The FAO price data can be retrieved as a spreadsheet (.xsl download). Our forecast question divided the outcomes into four: A) an increase of 3% or more, B) an increase of less than 3%, C) a decrease of less than 3%, D) a decrease of more than 3%, E) “no change”—meaning a change too small to alter the value rounded to the nearest integer.
It’s not clear from the chart that there is any consistent seasonal variation. A change of 3% would have been about 6.4 points; since 8/2011 there had been four month-on-month changes of that magnitude, 3 decreases and 1 increase. Based on that reference class, the probability of a small change (B+C+E) came out to about 2⁄3. The probability for “no change” (E) to 1⁄12 - the August price was the same as the July price. The probability for an increase (A+B), roughly the same as for a decrease (C+D). My first-cut forecast allocated the probability mass as follows: 15/30/30/15/10.
However, I figured I did need to apply a correction, based on reports of a drought in the US that could lead to some food shortages. I took 10% probability mass from the “decrease” outcomes and allocated it to the “increase” outcomes. My final forecast was 20/35/25/10/10. I didn’t mess around with it any more than that. As it turned out, the actual outcome was B! My score was bettered by only 3 forecasters, out of a total of 9.

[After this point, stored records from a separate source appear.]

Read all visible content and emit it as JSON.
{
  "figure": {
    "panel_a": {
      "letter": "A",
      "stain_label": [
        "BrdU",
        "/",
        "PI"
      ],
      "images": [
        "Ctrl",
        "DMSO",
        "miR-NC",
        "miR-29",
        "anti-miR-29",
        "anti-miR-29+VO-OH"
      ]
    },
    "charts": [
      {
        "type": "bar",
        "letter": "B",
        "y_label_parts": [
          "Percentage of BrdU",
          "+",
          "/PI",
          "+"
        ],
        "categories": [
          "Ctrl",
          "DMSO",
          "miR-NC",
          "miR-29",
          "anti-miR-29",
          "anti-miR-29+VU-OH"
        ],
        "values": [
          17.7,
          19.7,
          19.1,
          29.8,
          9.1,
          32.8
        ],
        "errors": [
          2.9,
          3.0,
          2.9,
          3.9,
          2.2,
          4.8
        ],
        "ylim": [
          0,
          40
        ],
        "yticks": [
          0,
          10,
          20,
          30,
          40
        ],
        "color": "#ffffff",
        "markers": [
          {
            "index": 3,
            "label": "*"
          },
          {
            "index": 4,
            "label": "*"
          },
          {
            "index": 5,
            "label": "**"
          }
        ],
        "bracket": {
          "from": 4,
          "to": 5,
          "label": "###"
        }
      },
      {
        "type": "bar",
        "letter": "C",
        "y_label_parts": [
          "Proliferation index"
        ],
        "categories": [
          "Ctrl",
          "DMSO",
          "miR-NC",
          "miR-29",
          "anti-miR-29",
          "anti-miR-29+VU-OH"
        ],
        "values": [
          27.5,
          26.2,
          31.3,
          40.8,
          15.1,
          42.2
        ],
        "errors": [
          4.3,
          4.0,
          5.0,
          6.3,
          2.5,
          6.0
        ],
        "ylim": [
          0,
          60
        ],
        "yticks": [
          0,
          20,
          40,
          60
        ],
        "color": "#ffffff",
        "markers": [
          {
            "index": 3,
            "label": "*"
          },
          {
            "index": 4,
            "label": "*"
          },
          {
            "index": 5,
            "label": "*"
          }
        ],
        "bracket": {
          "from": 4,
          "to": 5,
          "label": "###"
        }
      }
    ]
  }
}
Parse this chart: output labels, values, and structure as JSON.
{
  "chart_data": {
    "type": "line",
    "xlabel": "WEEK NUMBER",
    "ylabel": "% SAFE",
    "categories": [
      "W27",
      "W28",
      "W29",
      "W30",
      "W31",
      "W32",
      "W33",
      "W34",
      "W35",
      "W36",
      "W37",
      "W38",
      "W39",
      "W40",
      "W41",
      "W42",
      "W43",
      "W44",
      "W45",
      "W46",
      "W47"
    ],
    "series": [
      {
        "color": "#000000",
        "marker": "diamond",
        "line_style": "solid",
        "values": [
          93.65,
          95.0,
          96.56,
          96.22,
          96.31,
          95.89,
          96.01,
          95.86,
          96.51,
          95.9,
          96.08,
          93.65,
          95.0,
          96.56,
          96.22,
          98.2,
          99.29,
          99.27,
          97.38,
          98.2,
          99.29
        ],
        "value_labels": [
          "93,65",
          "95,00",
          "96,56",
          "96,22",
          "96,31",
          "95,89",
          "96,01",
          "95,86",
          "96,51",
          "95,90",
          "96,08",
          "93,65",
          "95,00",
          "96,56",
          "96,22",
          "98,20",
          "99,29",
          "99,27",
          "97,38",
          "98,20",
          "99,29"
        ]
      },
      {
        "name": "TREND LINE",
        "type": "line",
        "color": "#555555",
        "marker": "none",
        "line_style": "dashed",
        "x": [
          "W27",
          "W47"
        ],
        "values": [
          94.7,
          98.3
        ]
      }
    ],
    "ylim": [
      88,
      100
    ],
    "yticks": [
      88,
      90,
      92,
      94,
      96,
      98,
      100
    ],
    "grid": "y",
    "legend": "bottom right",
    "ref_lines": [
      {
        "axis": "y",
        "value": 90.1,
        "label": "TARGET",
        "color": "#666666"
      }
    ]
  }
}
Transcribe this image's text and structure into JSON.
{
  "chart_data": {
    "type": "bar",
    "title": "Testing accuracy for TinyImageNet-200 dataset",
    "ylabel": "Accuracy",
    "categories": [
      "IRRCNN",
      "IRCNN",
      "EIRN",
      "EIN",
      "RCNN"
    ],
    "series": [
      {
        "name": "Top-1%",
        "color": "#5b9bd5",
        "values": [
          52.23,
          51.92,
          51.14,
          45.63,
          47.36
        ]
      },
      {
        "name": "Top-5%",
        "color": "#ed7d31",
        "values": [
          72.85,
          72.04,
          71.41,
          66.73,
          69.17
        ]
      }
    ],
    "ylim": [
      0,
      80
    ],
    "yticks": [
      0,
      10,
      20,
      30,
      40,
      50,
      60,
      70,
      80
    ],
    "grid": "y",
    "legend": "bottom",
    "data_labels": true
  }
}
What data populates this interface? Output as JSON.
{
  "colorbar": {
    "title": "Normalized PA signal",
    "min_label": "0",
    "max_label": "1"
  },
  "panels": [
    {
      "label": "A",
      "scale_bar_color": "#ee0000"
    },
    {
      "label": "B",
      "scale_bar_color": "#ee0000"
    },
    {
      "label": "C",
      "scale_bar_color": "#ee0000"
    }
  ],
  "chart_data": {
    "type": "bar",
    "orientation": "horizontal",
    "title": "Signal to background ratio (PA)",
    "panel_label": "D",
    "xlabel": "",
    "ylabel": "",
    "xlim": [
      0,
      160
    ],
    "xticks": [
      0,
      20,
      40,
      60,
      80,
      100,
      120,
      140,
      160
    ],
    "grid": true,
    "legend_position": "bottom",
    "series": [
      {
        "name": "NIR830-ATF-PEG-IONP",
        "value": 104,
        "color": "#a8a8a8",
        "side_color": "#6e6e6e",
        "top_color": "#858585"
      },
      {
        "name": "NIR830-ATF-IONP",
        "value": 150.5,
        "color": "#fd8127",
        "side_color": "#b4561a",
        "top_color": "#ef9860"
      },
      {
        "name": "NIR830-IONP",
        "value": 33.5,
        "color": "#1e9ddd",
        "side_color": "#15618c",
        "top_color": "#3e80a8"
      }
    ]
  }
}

Next up: lines of retreat, ditching sunk costs, loss functions
This post has grown long enough, and I still have 3+ tools I want to cover. Stay tuned for Part 2!
1 The GJP is being run by Phil Tetlock, known for his “hedgehog and fox” analysis of forecasting. At that time I wasn’t aware of the competing groups—one of them, DAGGRE, is run by Robin Hanson (of OB fame) among others, which might have made it an appealing alternate choice if I’d know about it.
2 Unfortunately, the experimental condition Paul belonged to used a prediction market where forecasters played virtual money by “betting” on predictions; this makes it hard to translate the numbers he provides into probabilities. The general point is still interesting.